Humor, as both a creative human activity and a social binding mechanism, has long posed a major challenge for AI generation. Although producing humor requires complex cognitive reasoning and social understanding, theories of humor suggest that it follows learnable patterns and structures, making it theoretically possible for generative models to acquire them implicitly. In recent years, multimodal humor has become a prevalent form of online communication, especially among Gen Z, highlighting the need for AI systems capable of integrating visual understanding with humorous language generation. However, existing data-driven approaches lack explicit modeling or theoretical grounding of humor, often producing literal descriptions that fail to capture its underlying cognitive mechanisms, resulting in the generated image descriptions that are fluent but lack genuine humor or cognitive depth. To address this limitation, we propose HUMORCHAIN (HUmor-guided Multi-step Orchestrated Reasoning Chain for Image Captioning), a theory-guided multi-stage reasoning framework. It integrates visual semantic parsing, humor- and psychology-based reasoning, and a fine-tuned discriminator for humor evaluation, forming an interpretable and controllable cognitive reasoning chain.

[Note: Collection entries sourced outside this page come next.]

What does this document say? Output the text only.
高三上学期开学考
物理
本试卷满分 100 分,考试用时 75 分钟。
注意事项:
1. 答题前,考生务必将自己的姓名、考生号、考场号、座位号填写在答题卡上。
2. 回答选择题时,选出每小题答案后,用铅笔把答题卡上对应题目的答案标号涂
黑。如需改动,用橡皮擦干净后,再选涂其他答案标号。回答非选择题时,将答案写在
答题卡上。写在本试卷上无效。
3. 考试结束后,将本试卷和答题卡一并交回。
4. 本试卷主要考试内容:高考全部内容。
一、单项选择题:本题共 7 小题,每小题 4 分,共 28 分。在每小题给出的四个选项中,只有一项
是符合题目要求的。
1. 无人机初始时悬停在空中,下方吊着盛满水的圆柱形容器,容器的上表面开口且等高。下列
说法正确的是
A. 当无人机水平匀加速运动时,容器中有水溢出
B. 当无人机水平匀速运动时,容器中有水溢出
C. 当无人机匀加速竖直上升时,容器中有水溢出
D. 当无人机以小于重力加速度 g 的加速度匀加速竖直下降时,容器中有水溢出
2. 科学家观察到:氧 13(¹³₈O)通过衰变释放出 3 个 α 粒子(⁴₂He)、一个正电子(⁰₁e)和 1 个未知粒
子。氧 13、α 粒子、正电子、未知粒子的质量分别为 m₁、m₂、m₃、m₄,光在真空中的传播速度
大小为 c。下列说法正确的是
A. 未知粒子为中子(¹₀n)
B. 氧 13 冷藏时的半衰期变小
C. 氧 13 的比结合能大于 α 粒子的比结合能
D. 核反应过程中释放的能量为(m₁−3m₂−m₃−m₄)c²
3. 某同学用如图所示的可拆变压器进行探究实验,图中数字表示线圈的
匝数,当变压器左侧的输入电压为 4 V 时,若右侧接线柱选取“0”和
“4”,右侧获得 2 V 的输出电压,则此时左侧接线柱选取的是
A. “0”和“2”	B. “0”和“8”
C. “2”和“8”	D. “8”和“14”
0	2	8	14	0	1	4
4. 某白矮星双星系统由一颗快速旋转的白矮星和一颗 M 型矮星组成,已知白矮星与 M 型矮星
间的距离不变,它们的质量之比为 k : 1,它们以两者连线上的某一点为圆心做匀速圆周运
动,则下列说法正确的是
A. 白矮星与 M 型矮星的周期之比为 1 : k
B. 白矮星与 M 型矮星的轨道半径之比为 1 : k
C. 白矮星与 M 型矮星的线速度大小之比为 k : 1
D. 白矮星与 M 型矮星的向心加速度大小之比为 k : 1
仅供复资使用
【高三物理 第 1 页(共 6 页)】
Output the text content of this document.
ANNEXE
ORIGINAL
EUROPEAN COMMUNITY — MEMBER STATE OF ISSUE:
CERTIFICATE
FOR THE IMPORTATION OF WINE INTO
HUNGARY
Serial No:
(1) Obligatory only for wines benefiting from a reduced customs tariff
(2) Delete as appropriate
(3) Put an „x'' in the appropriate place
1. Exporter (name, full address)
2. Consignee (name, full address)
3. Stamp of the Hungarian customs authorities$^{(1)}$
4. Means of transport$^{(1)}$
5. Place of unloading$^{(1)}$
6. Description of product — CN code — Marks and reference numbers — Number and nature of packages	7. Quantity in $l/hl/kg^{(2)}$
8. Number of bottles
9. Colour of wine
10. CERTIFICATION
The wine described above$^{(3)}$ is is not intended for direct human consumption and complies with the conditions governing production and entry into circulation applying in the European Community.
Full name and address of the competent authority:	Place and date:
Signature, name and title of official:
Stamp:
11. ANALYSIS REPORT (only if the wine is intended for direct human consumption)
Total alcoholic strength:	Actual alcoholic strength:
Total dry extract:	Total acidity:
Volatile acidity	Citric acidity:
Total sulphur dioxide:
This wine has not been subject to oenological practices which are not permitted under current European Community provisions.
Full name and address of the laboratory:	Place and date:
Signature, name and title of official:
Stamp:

To the best of our knowledge, this is the first work to explicitly embed cognitive structures from humor theories into multimodal humor generation, enabling a structured reasoning process from visual understanding to humor creation. Experiments on Meme-Image-No-Text, Oogiri-GO, and OxfordTVG-HIC datasets show that HUMORCHAIN outperforms state-of-the-art baselines in human humor preference, Elo/BT scores, and semantic diversity, demonstrating that theory-driven structured reasoning enables large language models to generate humor aligned with human perception.

Paper Structure

This paper contains 56 sections, 1 equation, 6 figures, 9 tables.

Figures (6)

  • Figure 1: Comparison between HUMORCHAIN and ChatGPT-5 on humorous image captioning.
  • Figure 2: Workflow of the proposed HUMORCHAIN framework.
  • Figure 3: End-to-end example of the proposed HUMORCHAIN framework. Given an input image, HUMORCHAIN first performs visual entity recognition and determines that the scene contains a human being. It then evaluates whether the image exhibits humorous characteristics, concluding that it is not humorous. Next, the system assesses the plausibility of the scene and judges it as implausible. Based on this judgment, HUMORCHAIN activates the Absurdity reasoning pathway—guided by the Incongruity–Resolution Theory and generates a corresponding humorous caption that aligns with this type of humor. The red arrow indicates the path through which the graph's title is generated, while the black dashed arrows represent other possibilities.